Parking in the Pain

dadandkids

It’s kind of hard to summarize the journey that got me to the point I am right now. There was so much that went into it, and without going in depth into each decision, each event, each reaction, it’s hard to understand the reality of it.

I used to keep a blog called Everyone Has A Story, and it did a pretty good job of chronicling the end of a long marriage for me. I used my blog as a journal, and my story started right about the time my husband, Chef, began to use meth and ended when I moved away from him and Oklahoma several years later. It was a crazy painful story and not one that I really like to think about these days. But I guess it’s important for me to sum it up. It’s the foundation of my story now. (I’ve pulled Everyone Has A Story down. It served it’s purpose.)
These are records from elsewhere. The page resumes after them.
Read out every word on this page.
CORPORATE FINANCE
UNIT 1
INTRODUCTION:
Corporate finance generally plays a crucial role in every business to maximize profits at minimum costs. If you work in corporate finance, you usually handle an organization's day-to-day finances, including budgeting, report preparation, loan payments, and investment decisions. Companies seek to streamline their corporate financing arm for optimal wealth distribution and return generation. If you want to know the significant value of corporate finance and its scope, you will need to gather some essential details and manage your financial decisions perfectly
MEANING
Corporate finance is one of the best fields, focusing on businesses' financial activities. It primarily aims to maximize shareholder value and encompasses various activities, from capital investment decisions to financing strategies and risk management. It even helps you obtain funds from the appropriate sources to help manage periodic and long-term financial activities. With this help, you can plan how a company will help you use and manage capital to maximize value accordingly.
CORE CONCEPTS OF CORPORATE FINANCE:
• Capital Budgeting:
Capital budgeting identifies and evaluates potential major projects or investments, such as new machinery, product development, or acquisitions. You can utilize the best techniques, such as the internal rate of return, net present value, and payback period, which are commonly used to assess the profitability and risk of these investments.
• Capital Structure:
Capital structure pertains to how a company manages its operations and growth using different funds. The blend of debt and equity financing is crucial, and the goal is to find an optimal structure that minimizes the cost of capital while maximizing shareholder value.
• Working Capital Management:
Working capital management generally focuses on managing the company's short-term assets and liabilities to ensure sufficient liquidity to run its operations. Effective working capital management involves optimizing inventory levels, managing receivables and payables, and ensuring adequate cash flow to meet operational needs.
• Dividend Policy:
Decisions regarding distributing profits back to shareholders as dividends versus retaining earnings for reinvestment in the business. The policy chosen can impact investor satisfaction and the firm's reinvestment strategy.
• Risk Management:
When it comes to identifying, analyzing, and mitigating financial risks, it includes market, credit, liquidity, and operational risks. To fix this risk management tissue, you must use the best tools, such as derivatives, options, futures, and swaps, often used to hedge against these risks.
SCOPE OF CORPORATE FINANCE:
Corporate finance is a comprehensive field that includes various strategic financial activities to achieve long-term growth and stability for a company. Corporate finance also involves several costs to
I was married to Chef for about 22 years. Truth be said, I’m still married to him. We’re estranged. But since I have no intention of marrying again, and he’s too caught up in drug use to file on me, we’ll probably stay linked until one of us dies. Chef joined the Bandidos Motorcycle Club about 10 years into our marriage, and we both remained in the lifestyle for approximately 10 years. I have a lot of mixed emotions about the club; but if I’m being honest, Chef tanked his own life, and blaming clubs, or other women, or even drugs, is a cop out. We all have a choice in the things we decide we will or will not do, including Chef.

After 4 years of losing my shit over Chef, I decided one cloudy morning in Tulsa, Oklahoma that I wanted to be as far away from him, and clubs, and sad memories as I could get. I packed up my family, including my dogs, and came back to Texas. I had a good friend who reached out and helped me get into an apartment. I found a job, and I began my long trek to being independent. I’ve never looked back since.

When I wrote Everyone Has A Story, I had a specific story to tell – how meth had destroyed my marriage. After It Ended is something different. It’s a story about how you don’t have to park in the pain. You go through the Valley of the Shadow of Death….you don’t set up camp there.